I’m not convinced by either argument. It seems to me that when Mr Salmond and Ms Sturgeon invoked the “once in a generation” mantra, they were arguing as follows: “You may be apprehensive about voting ‘Yes’ with your heart because you are scared of the risk, specifically, of becoming poor. On some subsequent occasion you might be minded to vote ‘Yes’ when you are persuaded of the economic argument. But not now. Not in this uncertain and dangerous world. But you need to realise that this might be the only chance you will get. The next chance will fall to a future generation.” That is really what Mr Salmond and Ms Sturgeon were saying.
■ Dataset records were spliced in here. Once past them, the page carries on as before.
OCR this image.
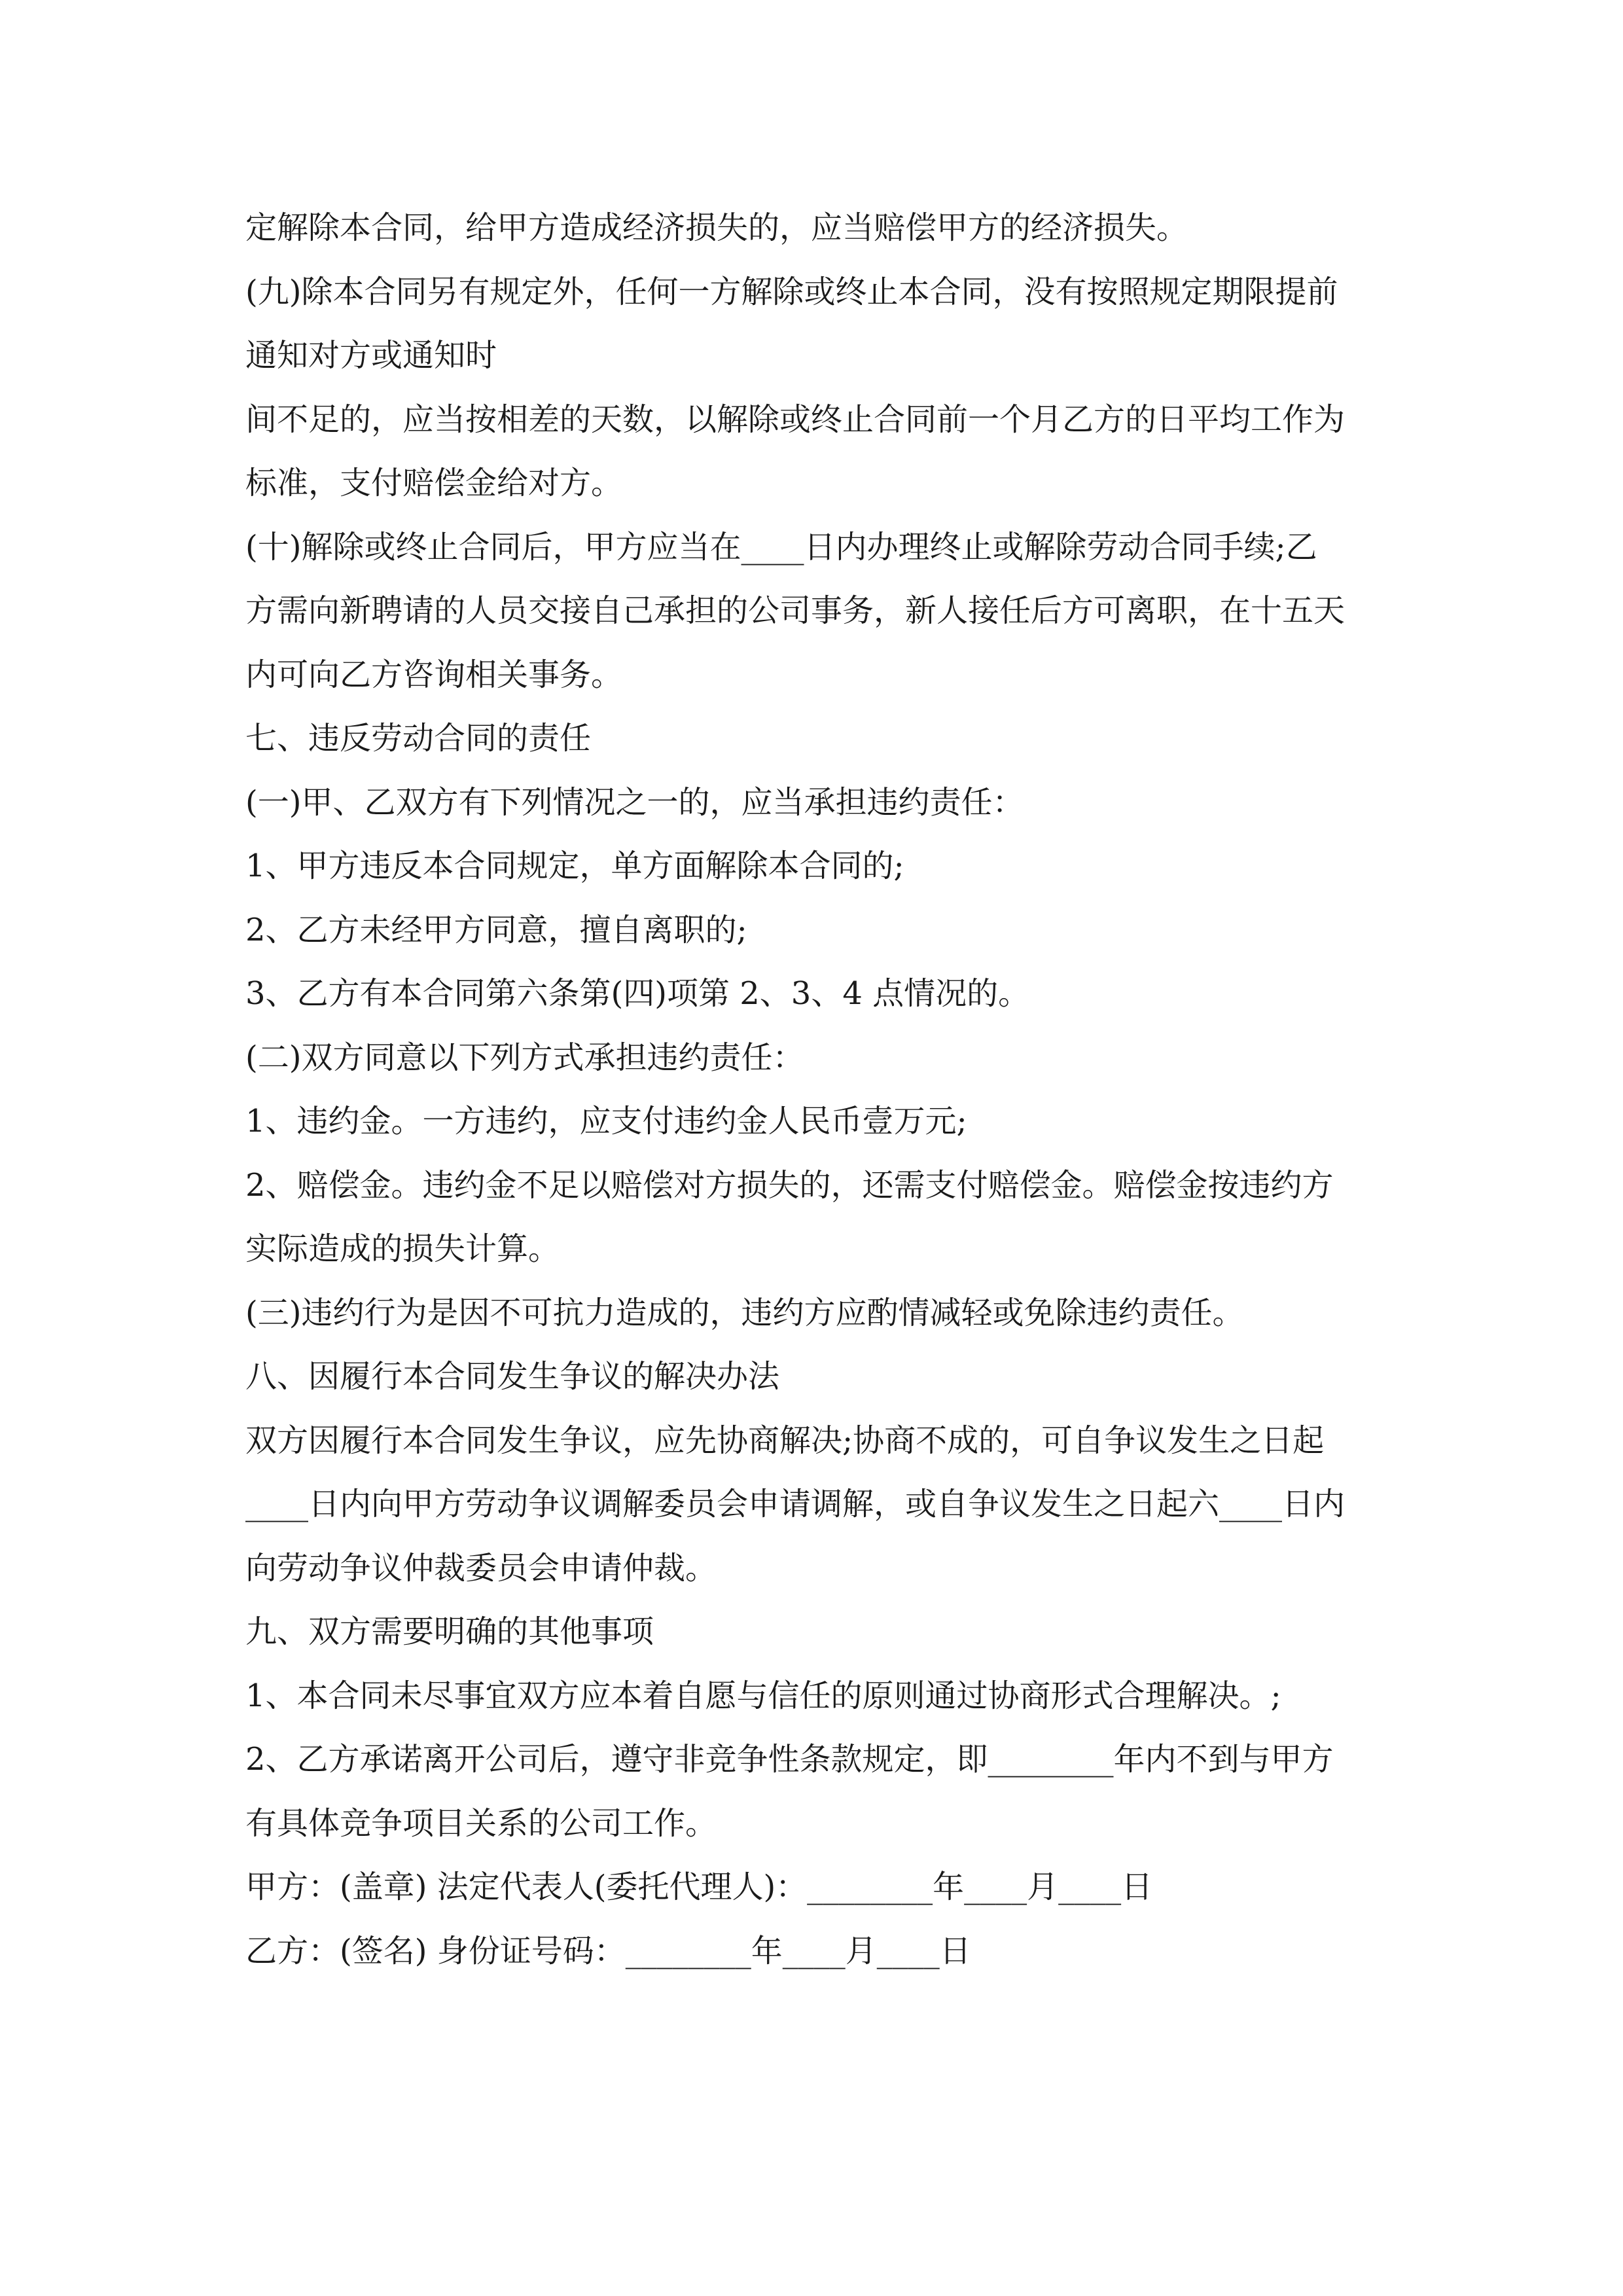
定解除本合同，给甲方造成经济损失的，应当赔偿甲方的经济损失。
(九)除本合同另有规定外，任何一方解除或终止本合同，没有按照规定期限提前
通知对方或通知时
间不足的，应当按相差的天数，以解除或终止合同前一个月乙方的日平均工作为
标准，支付赔偿金给对方。
(十)解除或终止合同后，甲方应当在____日内办理终止或解除劳动合同手续;乙
方需向新聘请的人员交接自己承担的公司事务，新人接任后方可离职，在十五天
内可向乙方咨询相关事务。
七、违反劳动合同的责任
(一)甲、乙双方有下列情况之一的，应当承担违约责任：
1、甲方违反本合同规定，单方面解除本合同的;
2、乙方未经甲方同意，擅自离职的;
3、乙方有本合同第六条第(四)项第 2、3、4 点情况的。
(二)双方同意以下列方式承担违约责任：
1、违约金。一方违约，应支付违约金人民币壹万元;
2、赔偿金。违约金不足以赔偿对方损失的，还需支付赔偿金。赔偿金按违约方
实际造成的损失计算。
(三)违约行为是因不可抗力造成的，违约方应酌情减轻或免除违约责任。
八、因履行本合同发生争议的解决办法
双方因履行本合同发生争议，应先协商解决;协商不成的，可自争议发生之日起
____日内向甲方劳动争议调解委员会申请调解，或自争议发生之日起六____日内
向劳动争议仲裁委员会申请仲裁。
九、双方需要明确的其他事项
1、本合同未尽事宜双方应本着自愿与信任的原则通过协商形式合理解决。;
2、乙方承诺离开公司后，遵守非竞争性条款规定，即________年内不到与甲方
有具体竞争项目关系的公司工作。
甲方：(盖章) 法定代表人(委托代理人)：________年____月____日
乙方：(签名) 身份证号码：________年____月____日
They anticipated Mr Johnson’s intransigence.
Then there is this business of the day job. As far as health, education, policing etc. go, it would be perfectly easy to argue that Scotland does rather better in these departments than other parts of the UK. But indeed the idea of politicians “running the country” strikes me as being rather absurd. The job of government is to introduce legislation and the job of parliament is to debate, and occasionally pass legislation into law. Politicians don’t run the country. You and I run the country. The running of the country is the Grand Integral of the myriad human interactions taking place on the beat, at the chalk face, in the doctor’s surgery, at the waste disposal tip, at the shop counter, in the nursery, in the care home, and in a million and one other locations. If I were the First Minister I would want to persuade the electorate that they as individuals have the knowledge, skills, wisdom, arts, sciences, culture, coherence, eloquence, and above all self-confidence to run the country.
But a lot of professional Scots think of “The Nats” as a bunch of highly strung, highly excitable and intoxicated individuals in faded plaid waving saltires and airing grievances on the fields of Bannockburn and Culloden. All these doctors and lawyers and bankers and accountants look upon those campaigning “all under one banner” with horror, much as Colonel Talbot looked upon the followers of the Chevalier Charles Stewart in Scott’s Waverley.
Now all this was mere spleen and prejudice in the excellent Colonel, with whom the white cockade on the breast, the white rose in the hair, and the Mac at the beginning of a name, would have made a devil out of an angel; and indeed he himself jocularly allowed, that he could not have endured Venus herself, if she had been announced in a drawing-room by the name of Miss Mac-Jupiter.
Colonel Talbot berated Ms Sturgeon last Tuesday at my German class. “Once in a generation she said! Why doesn’t she get on with the day job?”
I said, “Ich komme hier, nur Deutsch zu sprechen und lernen.”